Kubota et al. (2004) described a 3-year-old girl with phenotypic and cytogenetic characteristics of ICF syndrome and DNA hypomethylation but without a detectable mutation in the DNMT3B gene. Indeed, from an analysis of 17 patients, Jiang et al. (2005) suggested that there are 2 types of clinically indistinguishable ICF syndrome: type 1 is characterized by DNMT3B mutations and normal methylation of alpha satellites; type 2 lacks DNMT3B mutations and shows hypomethylation of alpha satellites. Both show characteristic heterochromatin abnormalities and undermethylation of classic satellites 2 and 3.
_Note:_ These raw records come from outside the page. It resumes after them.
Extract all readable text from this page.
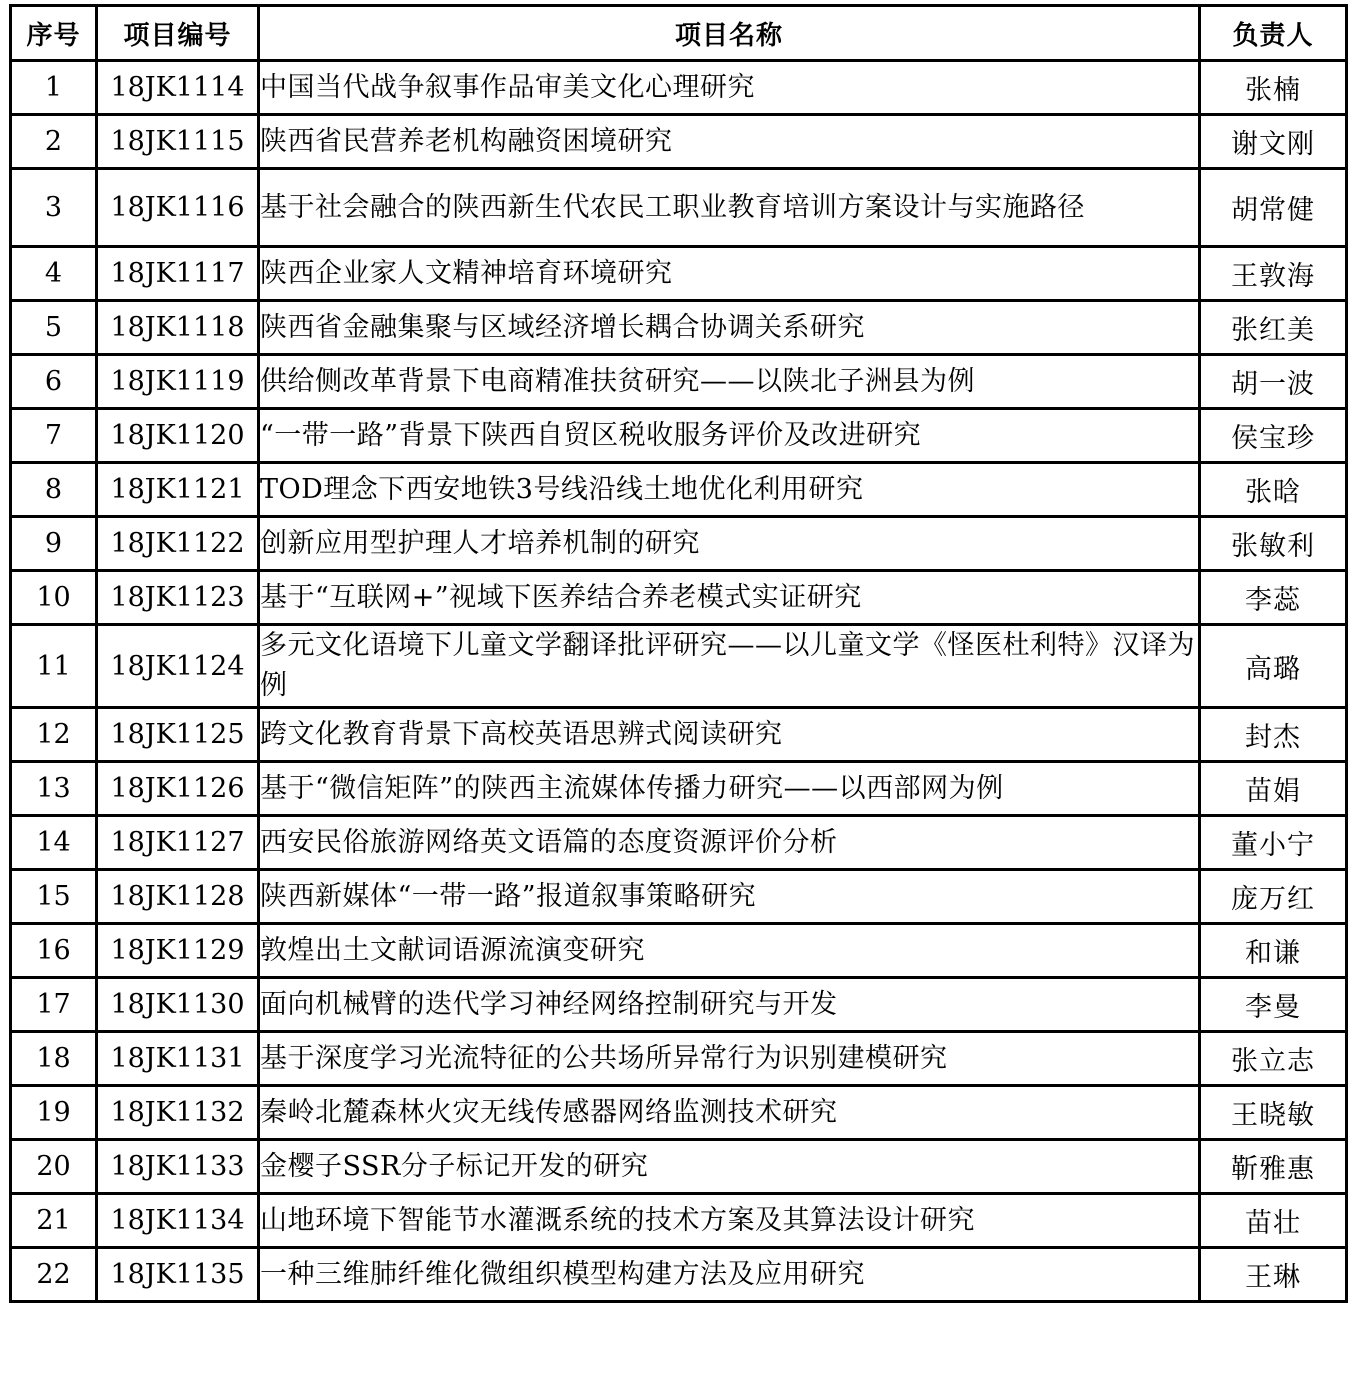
序号	项目编号	项目名称	负责人
1	18JK1114	中国当代战争叙事作品审美文化心理研究	张楠
2	18JK1115	陕西省民营养老机构融资困境研究	谢文刚
3	18JK1116	基于社会融合的陕西新生代农民工职业教育培训方案设计与实施路径	胡常健
4	18JK1117	陕西企业家人文精神培育环境研究	王敦海
5	18JK1118	陕西省金融集聚与区域经济增长耦合协调关系研究	张红美
6	18JK1119	供给侧改革背景下电商精准扶贫研究——以陕北子洲县为例	胡一波
7	18JK1120	“一带一路”背景下陕西自贸区税收服务评价及改进研究	侯宝珍
8	18JK1121	TOD理念下西安地铁3号线沿线土地优化利用研究	张晗
9	18JK1122	创新应用型护理人才培养机制的研究	张敏利
10	18JK1123	基于“互联网+”视域下医养结合养老模式实证研究	李蕊
11	18JK1124	多元文化语境下儿童文学翻译批评研究——以儿童文学《怪医杜利特》汉译为例	高璐
12	18JK1125	跨文化教育背景下高校英语思辨式阅读研究	封杰
13	18JK1126	基于“微信矩阵”的陕西主流媒体传播力研究——以西部网为例	苗娟
14	18JK1127	西安民俗旅游网络英文语篇的态度资源评价分析	董小宁
15	18JK1128	陕西新媒体“一带一路”报道叙事策略研究	庞万红
16	18JK1129	敦煌出土文献词语源流演变研究	和谦
17	18JK1130	面向机械臂的迭代学习神经网络控制研究与开发	李曼
18	18JK1131	基于深度学习光流特征的公共场所异常行为识别建模研究	张立志
19	18JK1132	秦岭北麓森林火灾无线传感器网络监测技术研究	王晓敏
20	18JK1133	金樱子SSR分子标记开发的研究	靳雅惠
21	18JK1134	山地环境下智能节水灌溉系统的技术方案及其算法设计研究	苗壮
22	18JK1135	一种三维肺纤维化微组织模型构建方法及应用研究	王琳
Kloeckener-Gruissem et al. (2005) reported a Turkish boy (patient 1), born of consanguineous parents, with ICF syndrome. He had hypertelorism, hypospadias, severe hypogammaglobulinemia with normal T-cell function, delayed speech development, and bilateral suspected focal cortical heterotopy. An affected brother had died at age 4.5 years. Cytogenetic and Southern blot analysis showed that the patient had hypomethylation and centromeric instability of chromosomes 1 and 16, although he did not have mutations in the DNMT3B gene or in genes encoding the DNMT3B-interacting proteins SUMO1 (601912) and UBC9 (UBE2I; 601661). Including this study, Kloeckener-Gruissem et al. (2005) estimated that approximately 40% of reported patients with ICF lack mutations in the DNMT3B coding region, suggesting genetic heterogeneity. A second patient reported by Kloeckener-Gruissem et al. (2005) (patient 2), previously reported by Braegger et al. (1991), was found by Thijssen et al. (2015) to have ICF3 (616910), caused by a homozygous mutation in the CDCA7 gene (609937.0001).

Schuetz et al. (2007) described a brother and sister with ICF syndrome. The brother had a history of multiple infections, mild facial dysmorphism, delayed development, and hypogammaglobulinemia (absent IgM and low IgG). At age 7, the boy presented with hemiplegia secondary to tumorous invasion of the right brachial plexus. Immunohistochemistry confirmed the diagnosis of classic Hodgkin lymphoma of the lymphocyte depleted subtype. Following surgery, the boy had sudden cardiac arrest and died. The younger sister has similar dysmorphic features, hypogammaglobulinemia, and psychomotor retardation. No mutation was found in the DNMT3B gene. DNA of the affected sister was tested for the presence of hypomethylation of repetitive DNA by Southern blot analysis; hypomethylation of alpha-satellite DNA and classic satellite 2, characteristic of ICF type 2, was observed. Schuetz et al. (2007) suggested that clinical follow-up for children with ICF include surveillance for neoplasia.

Hagleitner et al. (2008) identified DNMT3B mutations in only 20 (57%) of 34 ICF patients tested, suggesting genetic heterogeneity. No genotype/phenotype correlations were found between patients with and without DNMT3B mutations.